Stability of Paramyxovirus Vaccine Strain for Novel Coronavirus Pneumonia

[0056] The lung tissues of the New Zealand white rabbits immunized with the method in Example 3 were ground and diluted with normal saline to obtain diluted tissue solution. Another five healthy New Zealand white rabbits were randomly selected to inoculate with the diluted tissue solution of 100 μL for each rabbit, numbered as Nos. 1-5. After 7 days, the lung tissues of rabbits Nos. 1-5 were ground and diluted with normal saline, and underwent aseptic treatment, to randomly inoculate another 5 healthy rabbits, numbered as Nos. 6-10. In such way, the lung tissues of rabbits Nos. 25-30 were ground and diluted with normal saline, to inoculate the last 5 healthy rabbits, numbered as Nos. 31-35. All the 7 groups of rabbits were tested for recombinant virus. Meanwhile, RNA was extracted and reverse transcribed into cDNA, and S1 gene was amplified by RT-PCR. If there was a positive gene, it would be sent to Shanghai Shenggong Biotechnology Co., Ltd. for sequencing.

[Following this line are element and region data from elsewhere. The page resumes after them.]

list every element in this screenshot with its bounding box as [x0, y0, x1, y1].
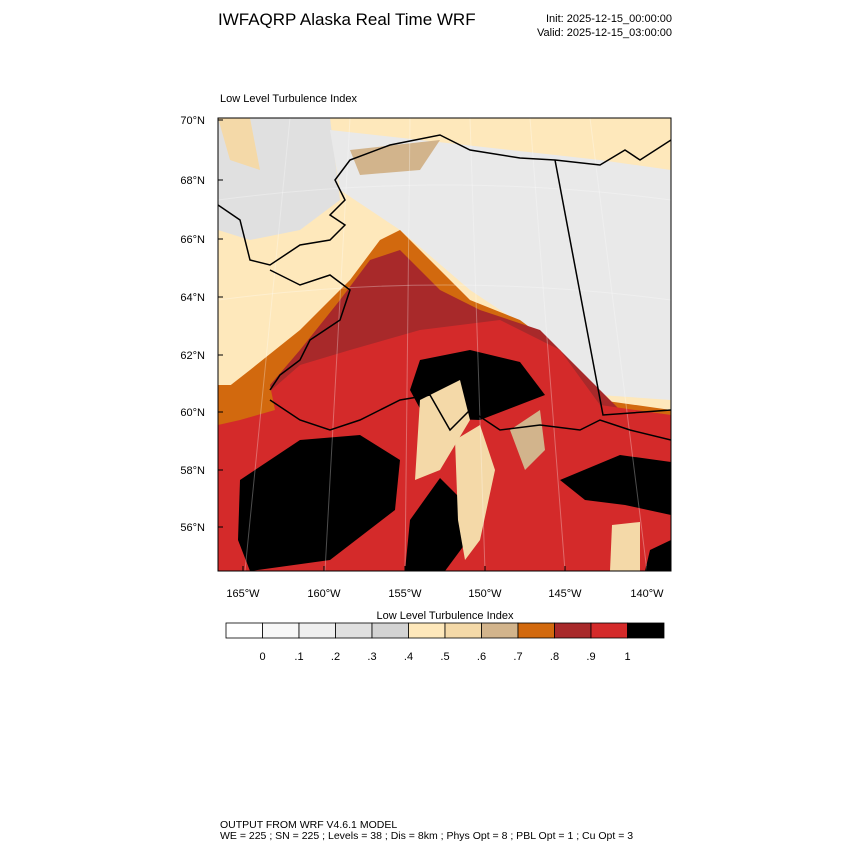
colorbar-box [408, 622, 446, 639]
lon-label: 140°W [630, 588, 664, 600]
map-field [218, 118, 671, 571]
colorbar-box [225, 622, 263, 639]
lat-label: 62°N [180, 350, 205, 362]
colorbar-box [554, 622, 592, 639]
map-title: Low Level Turbulence Index [220, 93, 357, 105]
colorbar: 0 .1 .2 .3 .4 .5 .6 .7 .8 .9 1 [225, 622, 665, 663]
colorbar-label: .1 [294, 651, 303, 663]
colorbar-box [371, 622, 409, 639]
lat-label: 68°N [180, 175, 205, 187]
colorbar-label: .2 [331, 651, 340, 663]
main-title: IWFAQRP Alaska Real Time WRF [218, 10, 476, 29]
lon-label: 155°W [388, 588, 422, 600]
lat-label: 66°N [180, 234, 205, 246]
lat-label: 60°N [180, 407, 205, 419]
colorbar-label: .4 [404, 651, 413, 663]
colorbar-box [517, 622, 555, 639]
valid-time: Valid: 2025-12-15_03:00:00 [537, 27, 672, 39]
lat-label: 58°N [180, 465, 205, 477]
lat-label: 70°N [180, 115, 205, 127]
colorbar-label: 1 [624, 651, 630, 663]
lon-label: 160°W [307, 588, 341, 600]
lat-label: 56°N [180, 522, 205, 534]
colorbar-label: .5 [440, 651, 449, 663]
colorbar-label: .3 [367, 651, 376, 663]
colorbar-box [298, 622, 336, 639]
colorbar-box [335, 622, 373, 639]
init-time: Init: 2025-12-15_00:00:00 [546, 13, 672, 25]
colorbar-title: Low Level Turbulence Index [377, 610, 514, 622]
lat-axis: 70°N 68°N 66°N 64°N 62°N 60°N 58°N 56°N [180, 115, 223, 534]
colorbar-box [481, 622, 519, 639]
colorbar-box [627, 622, 665, 639]
colorbar-label: 0 [259, 651, 265, 663]
lon-label: 145°W [548, 588, 582, 600]
lat-label: 64°N [180, 292, 205, 304]
lon-label: 150°W [468, 588, 502, 600]
footer-line: OUTPUT FROM WRF V4.6.1 MODEL [220, 819, 397, 831]
lon-axis: 165°W 160°W 155°W 150°W 145°W 140°W [226, 566, 664, 600]
lon-label: 165°W [226, 588, 260, 600]
colorbar-label: .6 [477, 651, 486, 663]
colorbar-label: .9 [586, 651, 595, 663]
colorbar-label: .8 [550, 651, 559, 663]
colorbar-box [590, 622, 628, 639]
colorbar-box [262, 622, 300, 639]
map-frame [217, 117, 672, 572]
footer-line: WE = 225 ; SN = 225 ; Levels = 38 ; Dis … [220, 830, 633, 842]
colorbar-label: .7 [513, 651, 522, 663]
colorbar-box [444, 622, 482, 639]
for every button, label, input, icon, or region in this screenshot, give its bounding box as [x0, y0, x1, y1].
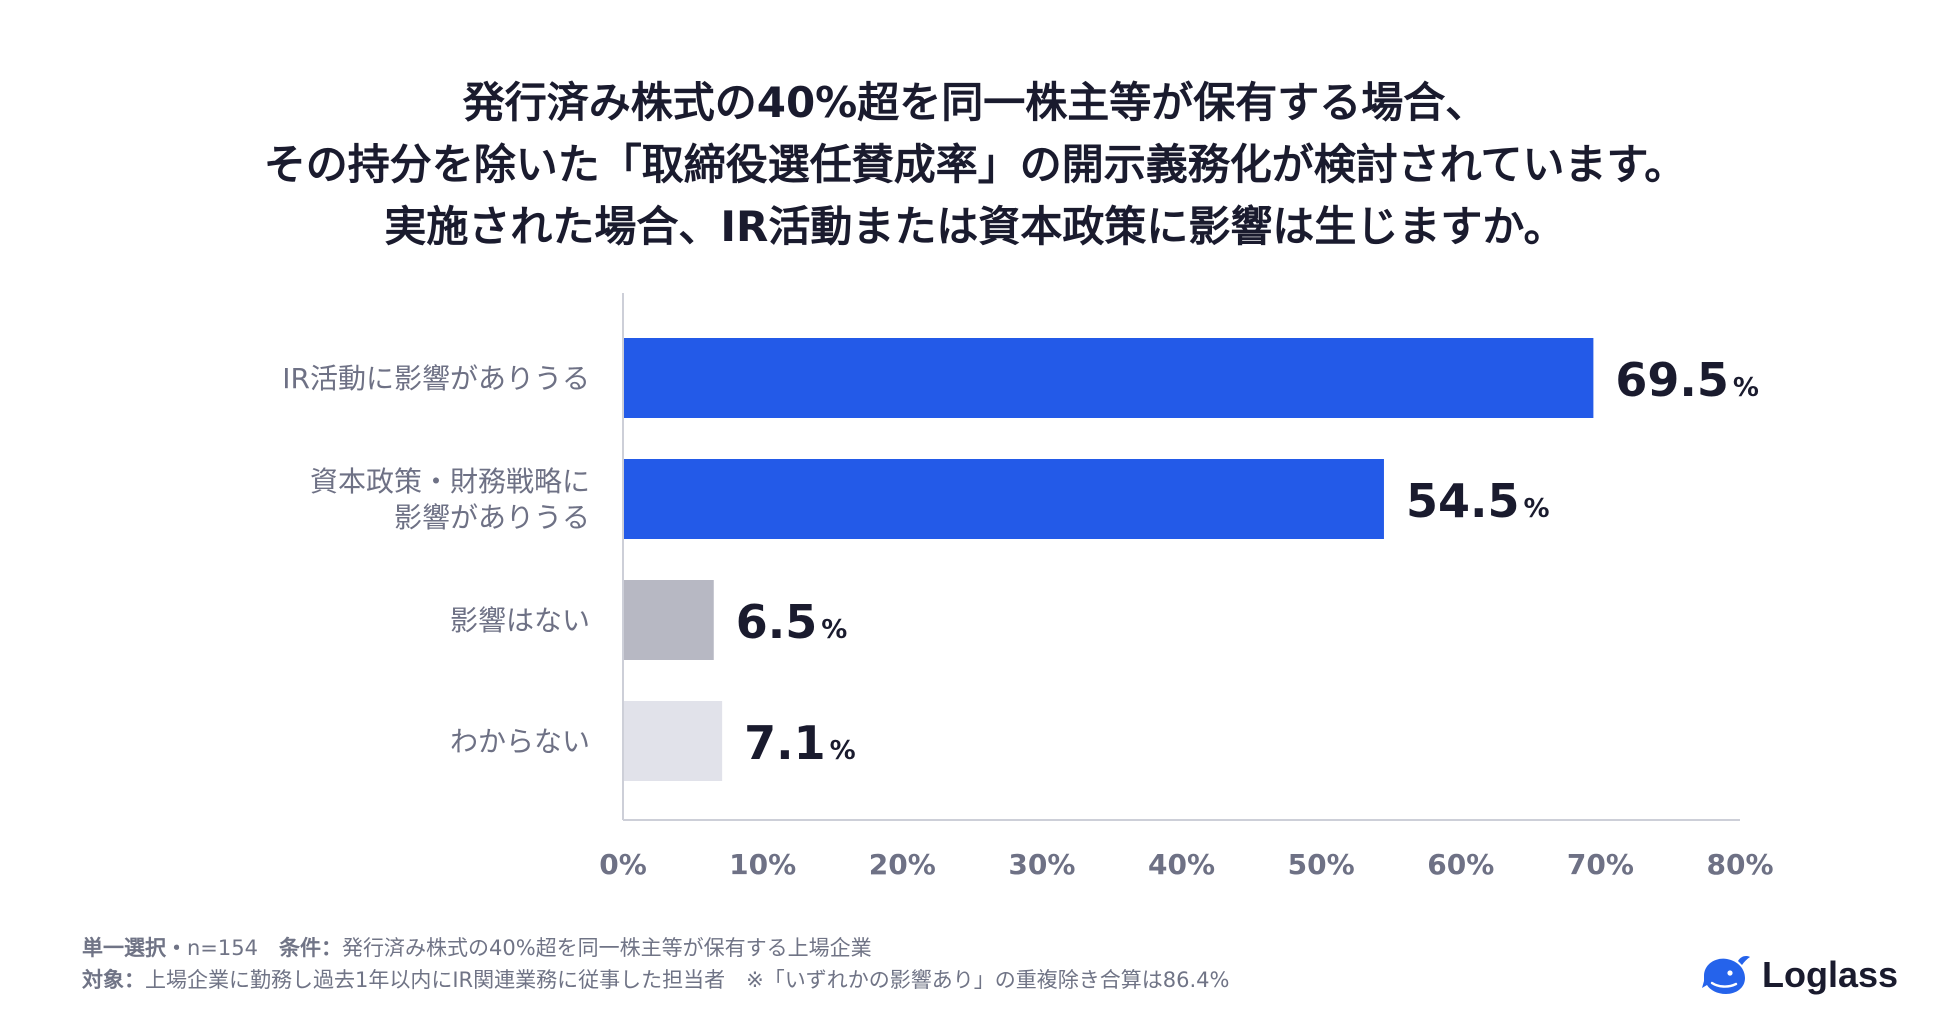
x-tick-label: 50%	[1288, 848, 1355, 881]
footnote-sample-size: n=154	[187, 936, 279, 960]
footnote-condition-label: 条件：	[279, 936, 342, 960]
category-label: 資本政策・財務戦略に	[310, 465, 590, 498]
logo-text: Loglass	[1762, 954, 1899, 995]
footnote-select-label: 単一選択・	[82, 936, 187, 960]
data-label: 6.5%	[736, 595, 848, 649]
category-label: 影響がありうる	[394, 501, 590, 534]
chart-title: 発行済み株式の40%超を同一株主等が保有する場合、 その持分を除いた「取締役選任…	[0, 72, 1950, 258]
x-tick-label: 10%	[729, 848, 796, 881]
bar-chart: 0% 10% 20% 30% 40% 50% 60% 70% 80% IR活動に影響がありうる 69…	[282, 293, 1774, 881]
footnote-line-1: 単一選択・n=154 条件：発行済み株式の40%超を同一株主等が保有する上場企業	[82, 932, 1229, 964]
x-tick-label: 30%	[1008, 848, 1075, 881]
whale-icon	[1702, 956, 1750, 994]
loglass-logo: Loglass	[1700, 952, 1898, 998]
x-tick-label: 80%	[1706, 848, 1773, 881]
bar	[624, 338, 1594, 418]
bar	[624, 701, 723, 781]
footnote-target: 上場企業に勤務し過去1年以内にIR関連業務に従事した担当者 ※「いずれかの影響あ…	[145, 968, 1230, 992]
x-tick-label: 0%	[599, 848, 647, 881]
x-tick-label: 40%	[1148, 848, 1215, 881]
data-label: 54.5%	[1406, 474, 1550, 528]
category-label: 影響はない	[450, 604, 590, 637]
category-label: わからない	[450, 725, 590, 758]
title-line-1: 発行済み株式の40%超を同一株主等が保有する場合、	[462, 78, 1488, 127]
footnote: 単一選択・n=154 条件：発行済み株式の40%超を同一株主等が保有する上場企業…	[82, 932, 1229, 996]
category-label: IR活動に影響がありうる	[282, 362, 590, 395]
x-tick-label: 70%	[1567, 848, 1634, 881]
x-tick-label: 20%	[869, 848, 936, 881]
title-line-3: 実施された場合、IR活動または資本政策に影響は生じますか。	[384, 202, 1566, 251]
x-tick-label: 60%	[1427, 848, 1494, 881]
title-line-2: その持分を除いた「取締役選任賛成率」の開示義務化が検討されています。	[263, 140, 1687, 189]
bar	[624, 580, 714, 660]
footnote-condition: 発行済み株式の40%超を同一株主等が保有する上場企業	[342, 936, 872, 960]
data-label: 7.1%	[744, 716, 856, 770]
footnote-line-2: 対象：上場企業に勤務し過去1年以内にIR関連業務に従事した担当者 ※「いずれかの…	[82, 964, 1229, 996]
bar	[624, 459, 1384, 539]
footnote-target-label: 対象：	[82, 968, 145, 992]
data-label: 69.5%	[1615, 353, 1759, 407]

[0057] Stability test of the vaccine strain using Beagle dogs as an animal model was the same as above.

[0058] Experimental results: recombinant virus can be detected in 35 rabbits and 35 beagle dogs in animal stability test. By analyzing and comparing of the sequence, it was found that the sequencing results of the S1 gene was the same as the S1 gene sequence which was inserted into the vector, indicating that the recombinant virus has not undergone mutations, the passage is stable, and there was no the virulence enhancement of virus.

[0059] The above are only preferred examples of the present disclosure, and are not intended to limit the present disclosure in other forms. Any person familiar with the profession may use the technical content disclosed above to make a change or modification to obtain the equivalent examples. However, without departing from the content of the technical solution of the present disclosure, any simple modifications, and equivalent changes and modifications made to the above examples based on the technical essence of the present disclosure still belong to the protection scope of the technical solution of the present disclosure.